There is a striking parallel in the bible between two stories. In each, an innocent woman, threatened by crowd, is saved because one person intervenes, gives counsel, and alters things. The stories, however, end differently, one manifesting the gift of counsel considerably more than the other.
The first is the story of Daniel, saving the beautiful, innocent Susanna. It goes this way: One day, two elderly men see Susanna taking a bath and lust after her. They approach her with their evil intent, but she rejects them, holding firm to virtue. Bitter and jealous of her power, they falsely accuse her of committing adultery, turning both the crowd and the ancient law against her. She is condemned to die and is being led to her death when Daniel, seized by the Holy Spirit, confronts the crowd. He gives counsel. He accuses the two men of lying and to prove his point has them separated and questioned separately. Of course, they contradict each other, proving Susanna’s innocence. Daniel, though, is not finished. He turns the crowd against the accusers, demanding their deaths, and the crowd, in a frenzy of emotion, oblige. The two men are stoned to death, the very death they had decreed for Susanna.
There is in this story a moment of true counsel, the moment when Daniel is seized by the Holy Spirit and protests the innocence of Susanna. But there is also a moment when the Holy Spirit is no longer offering the counsel, that moment when Daniel incites the crowd against the false accusers.
How parallel, yet different, is the story of Jesus, calmly backing down the accusers of the woman caught in adultery! A woman is condemned to die, accused of adultery. Unlike Susanna, this woman is guilty, but that is incidental to what is happening. Clearly, like Susanna, she is there because of jealousy and mob frenzy and is therefore structurally innocent, innocent of the mob frenzy, despite her guilt. And Jesus, like Daniel, confronts the crowd on the basis of the gift of counsel, the Holy Spirit working through him. His protest to the crowd is more powerful than Daniel’s – “Let the one who is without sin cast the first stone!’ – and it also has a different effect.
Like Susanna, the woman is saved, but no mob scene follows. What ensues is the exact opposite of lynch-mob hysteria: “They all went away one by one, beginning with the eldest” Jesus’ counsel not only saves a woman, but also, analogous to the defusing of a bomb, deflates a potential explosion. Nobody dies that day. The counsel of the Holy Spirit prevails. This gift, as Jesus manifests it, not only advocates for someone who is innocent {the role of the Paraclete), but it also, because it takes origins in the love within the Trinity, exposes the roots of violence – jealousy and a mob.
In these two stories we see the gift of counsel, the third gift of the Holy Spirit, manifest imperfectly in Daniel, perfectly in Jesus. What is this gift?
Theologically, counsel is the gift of the Holy Spirit that perfects the virtue of prudence, helping us to judge properly and giving us the insight to know what to do and say in all situations, especially difficult ones. Some manuals describe it as the gift of supernatural intuition.
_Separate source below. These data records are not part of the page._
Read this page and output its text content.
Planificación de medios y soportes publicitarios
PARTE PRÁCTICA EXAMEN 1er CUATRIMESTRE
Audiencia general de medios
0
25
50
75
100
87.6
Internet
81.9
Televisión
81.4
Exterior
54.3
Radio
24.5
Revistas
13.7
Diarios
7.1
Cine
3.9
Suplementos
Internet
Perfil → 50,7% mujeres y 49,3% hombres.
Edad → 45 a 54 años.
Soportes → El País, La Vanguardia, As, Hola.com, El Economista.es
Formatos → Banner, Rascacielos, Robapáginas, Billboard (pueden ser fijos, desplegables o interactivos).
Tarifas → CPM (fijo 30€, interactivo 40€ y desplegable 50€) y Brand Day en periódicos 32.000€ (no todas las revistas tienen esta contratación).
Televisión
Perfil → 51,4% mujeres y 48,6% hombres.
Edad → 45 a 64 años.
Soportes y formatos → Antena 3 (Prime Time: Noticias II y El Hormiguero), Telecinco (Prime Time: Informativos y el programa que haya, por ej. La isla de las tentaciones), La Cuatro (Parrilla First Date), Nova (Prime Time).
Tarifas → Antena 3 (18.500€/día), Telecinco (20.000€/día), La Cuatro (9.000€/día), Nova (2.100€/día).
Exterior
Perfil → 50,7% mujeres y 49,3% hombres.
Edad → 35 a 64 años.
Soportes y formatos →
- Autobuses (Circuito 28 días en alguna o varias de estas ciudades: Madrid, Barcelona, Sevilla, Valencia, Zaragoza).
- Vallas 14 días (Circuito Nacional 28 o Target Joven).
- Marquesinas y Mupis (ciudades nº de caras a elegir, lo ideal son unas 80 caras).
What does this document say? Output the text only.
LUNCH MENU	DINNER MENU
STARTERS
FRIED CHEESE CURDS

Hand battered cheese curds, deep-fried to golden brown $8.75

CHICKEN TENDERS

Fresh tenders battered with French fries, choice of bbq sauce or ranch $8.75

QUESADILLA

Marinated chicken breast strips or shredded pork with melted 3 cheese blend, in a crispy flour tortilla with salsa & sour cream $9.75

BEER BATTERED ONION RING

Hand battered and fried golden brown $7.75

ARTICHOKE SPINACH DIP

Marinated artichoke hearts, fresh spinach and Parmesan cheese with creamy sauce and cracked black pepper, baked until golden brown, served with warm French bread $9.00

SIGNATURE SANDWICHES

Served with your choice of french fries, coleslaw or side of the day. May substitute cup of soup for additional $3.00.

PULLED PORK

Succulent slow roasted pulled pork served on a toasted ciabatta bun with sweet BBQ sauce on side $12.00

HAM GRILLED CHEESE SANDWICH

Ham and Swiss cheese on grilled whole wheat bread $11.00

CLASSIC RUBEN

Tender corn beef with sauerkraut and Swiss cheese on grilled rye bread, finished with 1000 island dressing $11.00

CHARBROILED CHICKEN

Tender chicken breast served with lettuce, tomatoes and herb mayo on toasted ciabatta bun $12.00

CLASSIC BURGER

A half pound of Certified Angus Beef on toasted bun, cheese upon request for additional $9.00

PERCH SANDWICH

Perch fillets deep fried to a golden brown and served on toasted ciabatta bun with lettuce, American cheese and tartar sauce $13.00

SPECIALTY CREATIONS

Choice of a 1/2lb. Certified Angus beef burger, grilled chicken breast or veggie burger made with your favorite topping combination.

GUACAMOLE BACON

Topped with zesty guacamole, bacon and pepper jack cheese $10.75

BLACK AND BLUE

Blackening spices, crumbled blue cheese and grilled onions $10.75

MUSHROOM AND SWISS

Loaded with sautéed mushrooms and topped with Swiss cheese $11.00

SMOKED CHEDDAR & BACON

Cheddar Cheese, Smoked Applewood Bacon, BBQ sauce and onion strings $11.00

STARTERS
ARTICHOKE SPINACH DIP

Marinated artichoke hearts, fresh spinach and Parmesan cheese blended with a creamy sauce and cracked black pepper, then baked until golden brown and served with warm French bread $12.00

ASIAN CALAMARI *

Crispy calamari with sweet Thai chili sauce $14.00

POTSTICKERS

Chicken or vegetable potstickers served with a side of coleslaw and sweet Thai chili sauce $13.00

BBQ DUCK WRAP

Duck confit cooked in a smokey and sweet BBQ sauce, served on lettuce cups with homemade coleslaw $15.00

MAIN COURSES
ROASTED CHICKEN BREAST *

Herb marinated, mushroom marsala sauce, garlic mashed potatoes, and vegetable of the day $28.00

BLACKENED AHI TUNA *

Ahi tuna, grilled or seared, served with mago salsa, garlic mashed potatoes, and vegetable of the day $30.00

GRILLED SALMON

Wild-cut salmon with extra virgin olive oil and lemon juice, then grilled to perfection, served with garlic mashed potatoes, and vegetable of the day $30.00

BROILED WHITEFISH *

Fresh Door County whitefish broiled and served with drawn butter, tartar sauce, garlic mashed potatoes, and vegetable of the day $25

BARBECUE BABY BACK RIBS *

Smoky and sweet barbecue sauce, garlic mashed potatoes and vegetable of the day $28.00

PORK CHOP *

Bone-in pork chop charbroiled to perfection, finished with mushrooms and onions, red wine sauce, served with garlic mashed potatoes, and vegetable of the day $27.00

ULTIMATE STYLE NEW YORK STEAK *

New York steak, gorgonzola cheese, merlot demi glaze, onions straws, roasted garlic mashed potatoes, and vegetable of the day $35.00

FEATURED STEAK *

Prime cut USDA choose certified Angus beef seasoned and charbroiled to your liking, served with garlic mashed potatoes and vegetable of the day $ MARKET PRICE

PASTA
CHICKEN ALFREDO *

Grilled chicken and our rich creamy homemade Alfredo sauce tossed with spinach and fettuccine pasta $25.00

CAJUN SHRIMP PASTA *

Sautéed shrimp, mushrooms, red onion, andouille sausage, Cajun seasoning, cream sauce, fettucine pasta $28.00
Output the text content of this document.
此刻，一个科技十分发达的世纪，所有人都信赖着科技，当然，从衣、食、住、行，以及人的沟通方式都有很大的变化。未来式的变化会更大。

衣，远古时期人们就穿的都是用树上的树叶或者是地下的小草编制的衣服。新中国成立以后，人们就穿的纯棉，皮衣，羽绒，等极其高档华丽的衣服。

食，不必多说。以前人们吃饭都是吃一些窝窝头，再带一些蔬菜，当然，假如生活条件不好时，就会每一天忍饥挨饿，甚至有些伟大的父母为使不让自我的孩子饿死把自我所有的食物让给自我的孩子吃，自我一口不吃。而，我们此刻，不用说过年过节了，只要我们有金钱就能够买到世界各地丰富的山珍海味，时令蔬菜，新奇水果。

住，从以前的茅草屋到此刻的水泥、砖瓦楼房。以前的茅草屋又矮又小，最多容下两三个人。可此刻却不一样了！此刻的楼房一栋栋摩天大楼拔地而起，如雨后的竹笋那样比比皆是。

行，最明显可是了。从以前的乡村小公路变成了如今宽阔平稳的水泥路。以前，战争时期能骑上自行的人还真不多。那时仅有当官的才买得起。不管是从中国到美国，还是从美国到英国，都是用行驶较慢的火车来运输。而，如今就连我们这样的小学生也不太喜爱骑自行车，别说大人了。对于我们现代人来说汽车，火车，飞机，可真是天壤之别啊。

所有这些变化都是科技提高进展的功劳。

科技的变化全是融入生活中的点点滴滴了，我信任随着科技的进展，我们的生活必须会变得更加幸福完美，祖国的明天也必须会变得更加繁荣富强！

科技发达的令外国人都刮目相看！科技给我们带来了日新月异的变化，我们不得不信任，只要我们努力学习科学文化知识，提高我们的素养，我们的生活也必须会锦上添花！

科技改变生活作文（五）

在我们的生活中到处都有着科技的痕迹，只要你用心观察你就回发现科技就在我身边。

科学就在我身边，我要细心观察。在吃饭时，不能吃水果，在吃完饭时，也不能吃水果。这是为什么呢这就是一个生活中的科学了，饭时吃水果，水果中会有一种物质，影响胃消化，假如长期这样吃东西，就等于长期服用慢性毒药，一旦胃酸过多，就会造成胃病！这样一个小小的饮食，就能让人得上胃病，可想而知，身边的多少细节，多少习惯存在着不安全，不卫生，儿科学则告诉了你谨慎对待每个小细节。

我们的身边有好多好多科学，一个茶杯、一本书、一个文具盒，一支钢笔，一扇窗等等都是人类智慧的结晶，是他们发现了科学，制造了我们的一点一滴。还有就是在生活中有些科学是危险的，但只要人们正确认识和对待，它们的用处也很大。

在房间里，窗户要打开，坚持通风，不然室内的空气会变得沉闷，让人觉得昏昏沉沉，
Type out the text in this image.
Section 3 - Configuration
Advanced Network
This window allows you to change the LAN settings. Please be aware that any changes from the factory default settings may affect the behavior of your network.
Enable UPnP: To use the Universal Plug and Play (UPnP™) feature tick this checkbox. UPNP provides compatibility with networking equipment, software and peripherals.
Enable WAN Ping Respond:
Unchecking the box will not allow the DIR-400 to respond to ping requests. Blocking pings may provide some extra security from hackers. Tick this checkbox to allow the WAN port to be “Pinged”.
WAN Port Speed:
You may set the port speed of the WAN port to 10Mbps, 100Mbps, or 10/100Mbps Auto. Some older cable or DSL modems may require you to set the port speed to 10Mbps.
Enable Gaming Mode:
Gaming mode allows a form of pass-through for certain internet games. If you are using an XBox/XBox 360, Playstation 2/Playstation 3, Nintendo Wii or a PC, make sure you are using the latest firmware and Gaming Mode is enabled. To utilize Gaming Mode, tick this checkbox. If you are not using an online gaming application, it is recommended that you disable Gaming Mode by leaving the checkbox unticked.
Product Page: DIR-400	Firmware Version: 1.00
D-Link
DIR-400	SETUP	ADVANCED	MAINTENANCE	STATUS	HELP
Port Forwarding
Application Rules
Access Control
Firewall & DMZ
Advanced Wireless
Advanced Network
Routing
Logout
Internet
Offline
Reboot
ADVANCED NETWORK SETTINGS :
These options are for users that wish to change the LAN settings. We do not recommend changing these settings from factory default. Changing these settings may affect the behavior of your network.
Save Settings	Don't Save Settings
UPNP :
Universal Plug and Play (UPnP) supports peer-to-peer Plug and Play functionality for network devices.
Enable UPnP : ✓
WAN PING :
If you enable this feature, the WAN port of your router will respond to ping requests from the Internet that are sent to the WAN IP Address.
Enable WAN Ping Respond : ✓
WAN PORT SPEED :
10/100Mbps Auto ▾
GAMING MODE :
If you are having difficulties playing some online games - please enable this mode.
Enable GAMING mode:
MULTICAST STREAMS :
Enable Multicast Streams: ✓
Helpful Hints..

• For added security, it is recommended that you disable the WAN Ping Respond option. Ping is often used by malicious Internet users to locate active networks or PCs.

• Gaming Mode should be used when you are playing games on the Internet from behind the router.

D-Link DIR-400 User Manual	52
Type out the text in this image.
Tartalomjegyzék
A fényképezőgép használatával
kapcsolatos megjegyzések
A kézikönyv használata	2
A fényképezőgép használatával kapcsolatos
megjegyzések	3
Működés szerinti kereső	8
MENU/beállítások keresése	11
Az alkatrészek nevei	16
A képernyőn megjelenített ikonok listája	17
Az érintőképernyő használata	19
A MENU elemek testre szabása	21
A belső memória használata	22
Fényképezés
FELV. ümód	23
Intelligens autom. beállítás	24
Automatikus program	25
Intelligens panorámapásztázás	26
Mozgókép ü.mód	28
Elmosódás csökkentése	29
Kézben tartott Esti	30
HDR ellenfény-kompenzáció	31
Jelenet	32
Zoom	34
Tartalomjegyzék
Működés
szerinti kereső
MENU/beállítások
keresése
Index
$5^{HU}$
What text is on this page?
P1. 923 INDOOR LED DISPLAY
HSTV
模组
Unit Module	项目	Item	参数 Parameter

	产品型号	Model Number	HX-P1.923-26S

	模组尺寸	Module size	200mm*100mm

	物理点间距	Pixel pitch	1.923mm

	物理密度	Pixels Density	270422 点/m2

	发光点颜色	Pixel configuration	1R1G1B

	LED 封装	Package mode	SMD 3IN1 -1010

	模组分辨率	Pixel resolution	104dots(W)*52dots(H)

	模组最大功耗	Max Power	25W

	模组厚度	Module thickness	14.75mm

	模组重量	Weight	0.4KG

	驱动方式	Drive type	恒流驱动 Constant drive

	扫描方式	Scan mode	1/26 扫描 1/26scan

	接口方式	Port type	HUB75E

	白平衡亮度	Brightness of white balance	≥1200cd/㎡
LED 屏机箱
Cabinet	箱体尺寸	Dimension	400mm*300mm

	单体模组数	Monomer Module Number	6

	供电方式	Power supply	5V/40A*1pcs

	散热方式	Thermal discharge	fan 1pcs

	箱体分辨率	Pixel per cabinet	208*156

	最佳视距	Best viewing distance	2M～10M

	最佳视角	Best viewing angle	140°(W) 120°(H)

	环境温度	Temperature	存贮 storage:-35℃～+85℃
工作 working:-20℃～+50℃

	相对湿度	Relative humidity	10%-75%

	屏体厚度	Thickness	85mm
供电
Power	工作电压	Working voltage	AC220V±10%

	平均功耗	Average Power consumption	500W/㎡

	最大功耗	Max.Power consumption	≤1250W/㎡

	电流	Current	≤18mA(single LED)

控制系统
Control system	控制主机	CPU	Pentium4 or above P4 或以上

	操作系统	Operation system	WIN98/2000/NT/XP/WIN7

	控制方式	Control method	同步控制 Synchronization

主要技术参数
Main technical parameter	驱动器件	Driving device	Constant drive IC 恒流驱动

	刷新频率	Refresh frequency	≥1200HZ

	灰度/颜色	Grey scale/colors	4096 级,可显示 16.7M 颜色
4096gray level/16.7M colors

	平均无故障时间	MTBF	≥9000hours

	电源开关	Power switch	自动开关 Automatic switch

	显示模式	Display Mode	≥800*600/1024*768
At a street-level, this simply means giving good advice. Most of us identify counsel with prudence, which we then define as good judgment, common sense, or good practical judgment … and soon notice it is a rather rare commodity! Valuable though human prudence is, it is not exactly the gift of counsel.
As revealed in Scripture and manifest in the story of Jesus saving the woman taken in adultery, counsel has two interpenetrating aspects: divine wisdom in knowing what to say in a difficult situation (“When you are arrested and dragged before Kings on my account, don’t worry about what you will say. It will be given you in that moment”) and divine insight in understanding the roots of violence and where God stands within that. (”After I die, I will send you a Paraclete, an Advocate, to help you to understand all these things.”)
Prudence cannot be taught, counsel is a gift and one either has it or does not.
That is true, but there is more: The kind of prudence and counsel that Jesus revealed in diffusing the crowd and saving the woman taken in adultery, cannot be taught or learned. Scripture tells us it is something given only “when we raise our eyes to heaven” and, through deep prayer, put our hearts into the flow of compassion and gratitude that passes between the Father and the Son. To the extent we do this we will, first, begin to see and protest the innocence of others who are being persecuted; later, when the gift has grown, we will, like Jesus, be able to have the kind of insight and offer the type of counsel that defuses chaos because it points out exactly where God, and we ourselves, stand.